Okay, thanks! It's on my list of things to work on; should be sometime in the next few weeks.

samsrabin commented 1 year ago

@jinmuluo Could you explain exactly what (d_con_g(2,1) + d_con_g(2,2)*t_soisno(c,j)) * 1.e-4_r8 is doing in the methane code, and why that shouldn't happen in the nitrification/denitrification code? I do see that diffus in the methane code has units m2/s whereas it's unitless in the nitrification/denitrification code, but I'm having trouble figuring out what this expression (some kind of linear regression against soil temperature?) is doing.

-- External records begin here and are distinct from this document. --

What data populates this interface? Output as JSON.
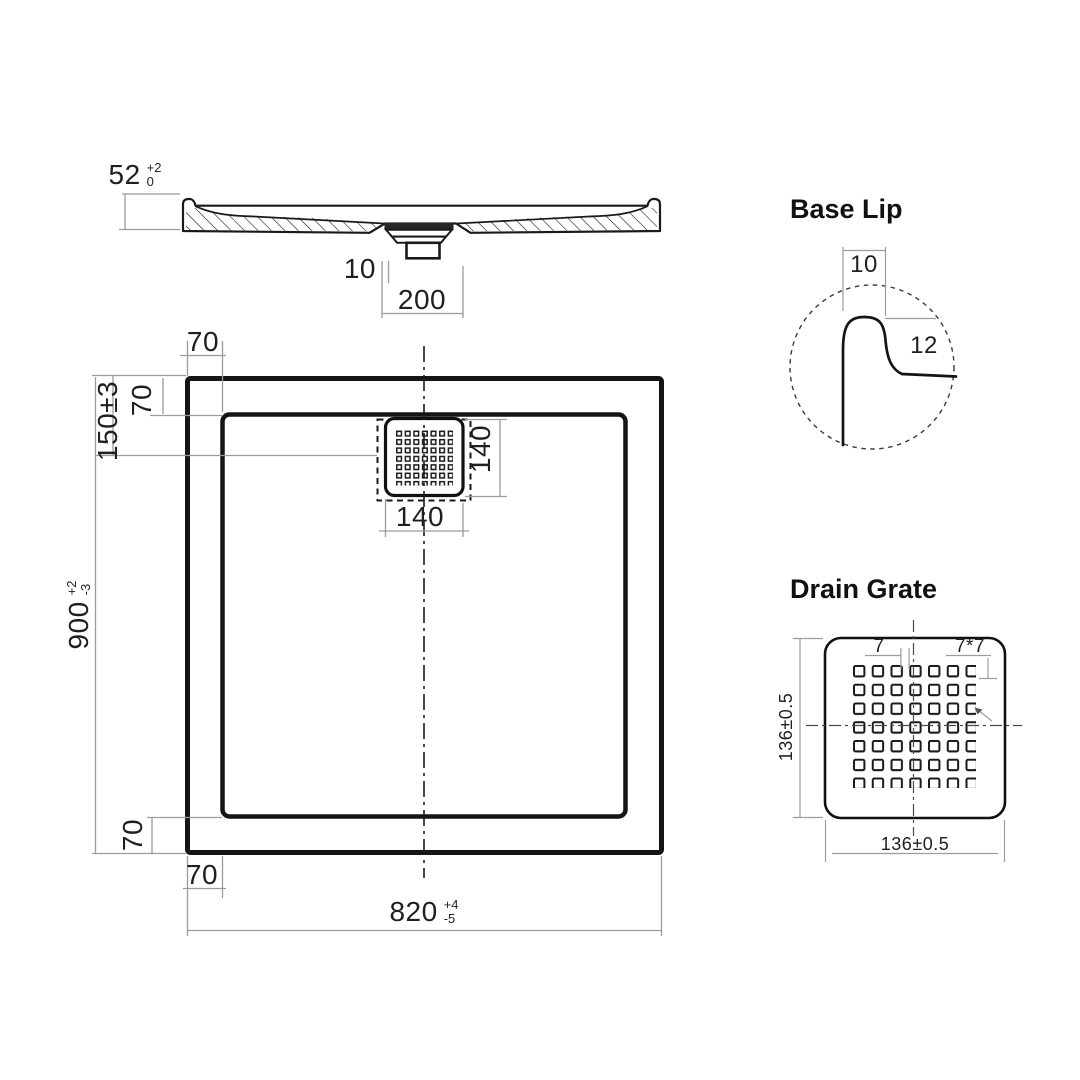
{
  "colors": {
    "line": "#1a1a1a",
    "dimension_line": "#9c9c9c",
    "text": "#1f1f1f",
    "background": "#ffffff"
  },
  "section_view": {
    "height": {
      "value": "52",
      "tol_top": "+2",
      "tol_bottom": "0"
    },
    "lip_offset": "10",
    "drain_recess_width": "200"
  },
  "plan_view": {
    "top_wall": "70",
    "left_wall": "70",
    "drain_center_from_top": "150±3",
    "overall_length": {
      "value": "900",
      "tol_top": "+2",
      "tol_bottom": "-3"
    },
    "bottom_wall": "70",
    "bottom_ledge": "70",
    "overall_width": {
      "value": "820",
      "tol_top": "+4",
      "tol_bottom": "-5"
    },
    "grate_height": "140",
    "grate_width": "140"
  },
  "base_lip_detail": {
    "title": "Base Lip",
    "lip_width": "10",
    "lip_height": "12"
  },
  "drain_grate_detail": {
    "title": "Drain Grate",
    "slot_gap": "7",
    "slot_size": "7*7",
    "height": "136±0.5",
    "width": "136±0.5"
  }
}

jinmuluo commented 1 year ago

@samsrabin Hi Sam, This function is the empirical expression of the gaseous diffusivity in soil which determined by the soil temperature, we called it D0 (m2/s). I guess Methane code use the De(effective diffusivity, m2/s) as a critical parameter to estimate the CH4 diffusivity in soil, where we can estimate the De from D0 and some soil properties. See the equation 2.25.12 https://escomp.github.io/ctsm-docs/versions/release-clm5.0/html/tech_note/Methane/CLM50_Tech_Note_Methane.html#aqueous-and-gaseous-diffusion

In "hole-in-the-pipe" model also called nitrificaition/denitrification module in CLM, Dr Parton used De/D0 which is a unitless, normalized parameter as its core parameter to calculate the gas ratio, they called it soil gas diffusivity. Please check this paper, there has some descriptions of the "soil gas diffusivity" above the equation 4. https://agupubs.onlinelibrary.wiley.com/doi/pdf/10.1029/2001JD900101

samsrabin commented 1 year ago

Thanks for the pointers! Indeed, it looks like where diffus is used in this subroutine it should be unitless. However, the output history field diffus, which refers to this, does specify units of m2/s. I will thus have to divide by D0 in the place where diffus is used in this subroutine.

samsrabin commented 1 year ago

Well, wait. @jinmuluo, if we want to get diffusivity in terms of m2/s (for outputs only), are the oxygen coefficients the correct ones to use here?

jinmuluo commented 1 year ago

@samsrabin I guess it's correct to divide the diffus with D0 in nitrification/denitrification module, then the diffus is only related to water information in this module. Every gas has its own diffusivity, if you want to output the NO or N2O's diffusivity, you should change the coefficients.

samsrabin commented 1 year ago

Okay, makes sense. Do you happen to know of any studies where we'd be able to find those coefficients for NO or N2O?

jinmuluo commented 1 year ago

Sorry, I don't know any studies can provided such information.

wwieder commented 1 year ago

Thanks for helping here, @jinmuluo .

@samsrabin I'd suggest using the same values as for CH4 here, but noting in the code and a new (low priority) issue that this is a simplifying assumption, which can be addressed with future work.

Alternatively, there may be published literature values that make sense to plug in here, likely starting with references from the methane code

A quick google search led me here, although I'm not sure the data are readily transferable.

One more question: Is this fD0, from Table 2.25.1 in the tech note, or D0 from Table 2.25.2. I'm assuming it's the later, which seems to come from papers focuses on CH4, not N-gasses.